03/10/2017

Bosnia: No genocide trial against Serbia

The Hague upsets Jewish friends of Bosnia (Press Release)

Most of the 150,000 civilians who lost their lives in the war were Muslim Bosnians. Photo: STP

The Society for Threatened Peoples (STP) is deeply disappointed about the fact that the International Court of Justice (ICJ) in The Hague has refused to reopen the genocide trial of Bosnia-Herzegovina against Serbia. “This decision is a slap in the face of the surviving victims and an affront to the Jewish personalities who – with a clear perspective – identified the terrible crimes of the Serbian troops against the Muslim Bosnians as acts of genocide, including Simon Wiesenthal, Marek Edelman, the Commander of the Warsaw Ghetto Resistance, Elie Wiesel, Bernard-Henri Levy, and Henry Siegman, the President of the American Jewish Congress,” stated Tilman Zülch, the founder of the STP, in Göttingen on Friday.
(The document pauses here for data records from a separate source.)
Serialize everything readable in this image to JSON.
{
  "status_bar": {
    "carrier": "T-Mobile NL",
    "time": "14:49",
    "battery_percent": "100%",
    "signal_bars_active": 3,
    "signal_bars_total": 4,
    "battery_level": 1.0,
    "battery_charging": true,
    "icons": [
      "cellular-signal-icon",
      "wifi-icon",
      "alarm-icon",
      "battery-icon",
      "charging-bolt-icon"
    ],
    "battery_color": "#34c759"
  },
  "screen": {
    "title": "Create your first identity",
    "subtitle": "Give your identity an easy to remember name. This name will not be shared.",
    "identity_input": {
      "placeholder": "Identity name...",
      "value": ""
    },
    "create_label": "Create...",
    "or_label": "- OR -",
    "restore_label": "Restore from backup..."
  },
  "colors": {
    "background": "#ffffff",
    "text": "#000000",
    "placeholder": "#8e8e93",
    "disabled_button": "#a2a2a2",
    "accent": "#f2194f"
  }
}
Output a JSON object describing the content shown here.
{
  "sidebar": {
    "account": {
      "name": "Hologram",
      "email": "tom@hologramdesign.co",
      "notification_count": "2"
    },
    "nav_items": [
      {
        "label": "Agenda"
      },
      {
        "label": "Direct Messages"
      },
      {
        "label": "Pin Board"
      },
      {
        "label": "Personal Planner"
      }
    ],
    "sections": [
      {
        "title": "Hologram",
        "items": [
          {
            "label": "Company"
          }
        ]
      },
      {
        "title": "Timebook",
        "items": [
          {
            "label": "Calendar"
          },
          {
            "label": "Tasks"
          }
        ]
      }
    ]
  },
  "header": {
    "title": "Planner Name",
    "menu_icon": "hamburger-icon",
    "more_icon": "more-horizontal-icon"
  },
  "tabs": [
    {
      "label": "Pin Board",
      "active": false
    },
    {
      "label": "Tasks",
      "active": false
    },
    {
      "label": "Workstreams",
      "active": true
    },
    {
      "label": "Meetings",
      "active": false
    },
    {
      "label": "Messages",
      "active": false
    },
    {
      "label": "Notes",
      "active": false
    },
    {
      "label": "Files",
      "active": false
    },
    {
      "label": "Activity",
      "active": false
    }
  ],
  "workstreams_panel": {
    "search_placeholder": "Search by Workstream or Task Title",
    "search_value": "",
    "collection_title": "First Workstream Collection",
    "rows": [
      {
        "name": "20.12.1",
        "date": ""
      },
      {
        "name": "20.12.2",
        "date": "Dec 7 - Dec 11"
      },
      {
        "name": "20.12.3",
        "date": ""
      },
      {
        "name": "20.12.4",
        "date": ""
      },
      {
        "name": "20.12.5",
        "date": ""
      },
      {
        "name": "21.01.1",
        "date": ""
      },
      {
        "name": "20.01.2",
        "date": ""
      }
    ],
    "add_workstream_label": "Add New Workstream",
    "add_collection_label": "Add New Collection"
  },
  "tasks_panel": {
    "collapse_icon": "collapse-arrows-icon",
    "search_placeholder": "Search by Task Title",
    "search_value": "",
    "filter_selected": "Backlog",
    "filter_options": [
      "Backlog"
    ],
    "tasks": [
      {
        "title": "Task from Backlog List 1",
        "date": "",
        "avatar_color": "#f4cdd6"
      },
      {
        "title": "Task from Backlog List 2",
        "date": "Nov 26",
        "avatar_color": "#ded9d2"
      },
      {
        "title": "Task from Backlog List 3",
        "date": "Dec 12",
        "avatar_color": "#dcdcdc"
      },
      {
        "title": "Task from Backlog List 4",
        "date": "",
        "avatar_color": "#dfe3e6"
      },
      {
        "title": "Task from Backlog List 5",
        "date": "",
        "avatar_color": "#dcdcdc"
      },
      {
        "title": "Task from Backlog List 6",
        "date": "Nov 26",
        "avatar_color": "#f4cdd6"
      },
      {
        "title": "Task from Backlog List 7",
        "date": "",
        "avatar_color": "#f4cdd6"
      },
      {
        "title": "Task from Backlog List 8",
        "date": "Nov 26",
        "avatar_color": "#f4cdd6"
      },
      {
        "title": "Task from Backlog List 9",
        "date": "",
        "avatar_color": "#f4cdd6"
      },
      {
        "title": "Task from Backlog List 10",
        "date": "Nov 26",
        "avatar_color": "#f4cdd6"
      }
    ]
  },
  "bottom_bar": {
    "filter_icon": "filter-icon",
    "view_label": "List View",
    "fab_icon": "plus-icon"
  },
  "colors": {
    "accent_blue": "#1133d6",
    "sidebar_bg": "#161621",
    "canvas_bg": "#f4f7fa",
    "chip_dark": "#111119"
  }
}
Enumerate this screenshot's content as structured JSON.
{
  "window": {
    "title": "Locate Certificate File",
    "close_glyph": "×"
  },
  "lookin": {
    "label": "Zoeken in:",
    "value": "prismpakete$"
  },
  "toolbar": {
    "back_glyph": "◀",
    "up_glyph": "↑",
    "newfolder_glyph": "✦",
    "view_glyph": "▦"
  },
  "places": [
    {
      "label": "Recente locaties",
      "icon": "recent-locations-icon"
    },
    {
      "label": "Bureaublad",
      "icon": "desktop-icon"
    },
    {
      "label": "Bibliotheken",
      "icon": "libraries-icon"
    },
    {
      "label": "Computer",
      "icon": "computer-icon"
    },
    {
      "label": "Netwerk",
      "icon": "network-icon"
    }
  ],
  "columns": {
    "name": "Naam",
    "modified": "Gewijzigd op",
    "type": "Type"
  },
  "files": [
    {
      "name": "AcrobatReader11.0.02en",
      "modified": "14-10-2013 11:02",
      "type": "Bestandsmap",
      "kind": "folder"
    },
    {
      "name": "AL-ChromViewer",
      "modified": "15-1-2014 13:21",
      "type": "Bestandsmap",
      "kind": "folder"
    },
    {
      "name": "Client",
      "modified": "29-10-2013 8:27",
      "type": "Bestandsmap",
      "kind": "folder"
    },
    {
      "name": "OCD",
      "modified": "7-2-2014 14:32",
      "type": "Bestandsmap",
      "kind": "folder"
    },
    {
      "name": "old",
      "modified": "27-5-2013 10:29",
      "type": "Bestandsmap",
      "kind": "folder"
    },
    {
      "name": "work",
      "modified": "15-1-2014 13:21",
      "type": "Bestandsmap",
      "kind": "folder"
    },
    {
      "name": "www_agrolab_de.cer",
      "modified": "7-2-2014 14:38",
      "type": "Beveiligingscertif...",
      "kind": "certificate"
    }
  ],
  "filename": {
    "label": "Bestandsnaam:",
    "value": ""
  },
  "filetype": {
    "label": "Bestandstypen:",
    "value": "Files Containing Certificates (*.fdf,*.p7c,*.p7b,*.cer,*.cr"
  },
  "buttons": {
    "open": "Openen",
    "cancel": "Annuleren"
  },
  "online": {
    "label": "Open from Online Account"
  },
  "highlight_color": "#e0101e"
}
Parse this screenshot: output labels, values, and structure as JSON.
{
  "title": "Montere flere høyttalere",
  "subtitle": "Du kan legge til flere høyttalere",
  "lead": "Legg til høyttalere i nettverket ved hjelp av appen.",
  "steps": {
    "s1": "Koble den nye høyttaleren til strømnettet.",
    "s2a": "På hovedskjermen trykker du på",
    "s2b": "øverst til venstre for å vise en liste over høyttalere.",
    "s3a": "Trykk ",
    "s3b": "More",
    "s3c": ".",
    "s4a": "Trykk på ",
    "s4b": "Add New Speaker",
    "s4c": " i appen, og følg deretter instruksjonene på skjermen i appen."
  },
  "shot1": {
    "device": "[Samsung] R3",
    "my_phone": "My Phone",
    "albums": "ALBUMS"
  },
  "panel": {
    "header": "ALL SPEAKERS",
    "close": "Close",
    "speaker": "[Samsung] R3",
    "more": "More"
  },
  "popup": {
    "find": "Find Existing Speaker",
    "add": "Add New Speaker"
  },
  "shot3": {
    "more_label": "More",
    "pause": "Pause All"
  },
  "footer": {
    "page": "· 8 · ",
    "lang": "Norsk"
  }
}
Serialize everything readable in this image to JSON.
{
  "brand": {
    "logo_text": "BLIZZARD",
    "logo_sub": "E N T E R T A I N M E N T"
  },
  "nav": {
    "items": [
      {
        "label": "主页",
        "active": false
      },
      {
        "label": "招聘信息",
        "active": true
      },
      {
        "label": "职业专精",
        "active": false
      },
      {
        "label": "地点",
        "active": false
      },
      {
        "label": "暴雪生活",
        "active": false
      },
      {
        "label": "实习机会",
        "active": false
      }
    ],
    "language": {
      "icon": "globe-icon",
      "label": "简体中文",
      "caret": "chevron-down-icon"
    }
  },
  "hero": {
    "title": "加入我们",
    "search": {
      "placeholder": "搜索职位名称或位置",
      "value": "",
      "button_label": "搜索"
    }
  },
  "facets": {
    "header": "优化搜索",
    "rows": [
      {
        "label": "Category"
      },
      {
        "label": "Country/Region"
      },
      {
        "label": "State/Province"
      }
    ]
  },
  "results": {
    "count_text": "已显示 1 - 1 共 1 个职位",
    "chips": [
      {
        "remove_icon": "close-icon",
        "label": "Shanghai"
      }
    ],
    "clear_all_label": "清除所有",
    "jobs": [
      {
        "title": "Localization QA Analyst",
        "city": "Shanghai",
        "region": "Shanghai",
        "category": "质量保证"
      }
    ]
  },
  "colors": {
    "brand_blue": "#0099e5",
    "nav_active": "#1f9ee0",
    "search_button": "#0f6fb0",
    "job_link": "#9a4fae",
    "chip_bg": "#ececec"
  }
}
The STP had started to document the crimes as early as in 1992, including the establishment of more than 200 concentration and rape camps with over 200,000 inmates, the expulsion of 2.2 million Bosniaks, the systematic assassination of members of the Bosnian elites, the three-year bombardment of the UN Protection Zone Sarajevo, which claimed 11,000 dead (including 1,500 children) as well as the destruction of 1,189 mosques and Quran schools. “Most of the 150,000 civilians who lost their lives in the war were Muslim Bosnians. The Serbian aggression had been directed against them with the aim of creating an ‘ethnically pure’ region of Grand Serbia,” Zülch stated.